Online knitting publisher thought there
had to be a better way

Opening page of Winter 2012 issue
Here's a heartening story, particularly in light of recent unhappiness about draconian contracts being imposed by magazine publishers on freelancers. It comes from a story in the Montreal Gazette, about an online magazine called Twist Collective which was started when Kate Gilbert refused to sign over the copyright for her knitting patterns to her then publisher.
“I thought there’s gotta be a better way,” she said, of the contract presented to her in 2008 that reflected the rapid changes taking place in the publishing industry at the time. Rather than sign, she decided to launch her own knitting magazine and brought on three partners. Called Twist Collective, it would have “the designer’s interest at heart.”
The magazine makes its money selling patterns to readers and advertising to businesses serving knitters.

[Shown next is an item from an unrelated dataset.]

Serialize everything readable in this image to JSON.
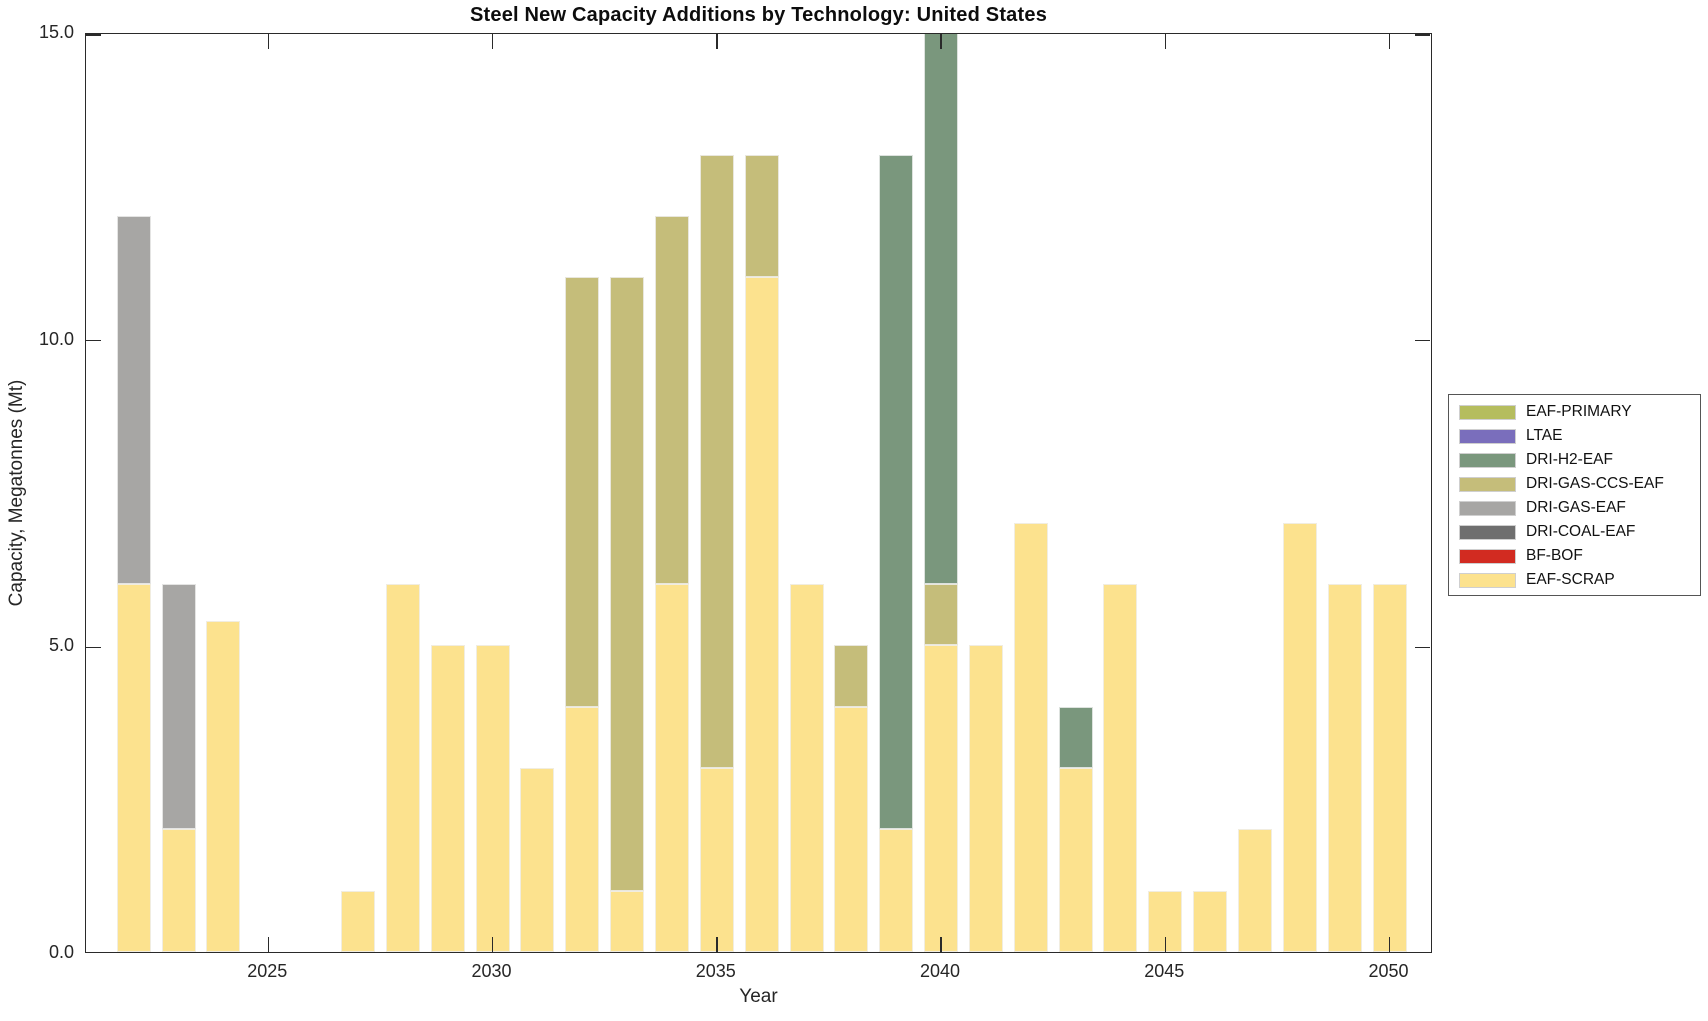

Designers are paid royalties -- the more patterns sold, the more they're paid --  and the magazine earns enough additionally to pay fees to its writers and production people. Each of the three issues a year carries five or six articles and 30 to 35 patterns. 

Gilbert now is the sole owner and runs the business out of her Outremont home. The magazine has about 160,000 unique visitors in the months with a new issue and 70,000 in other months and it has 18,000 subscribers to its e-letter.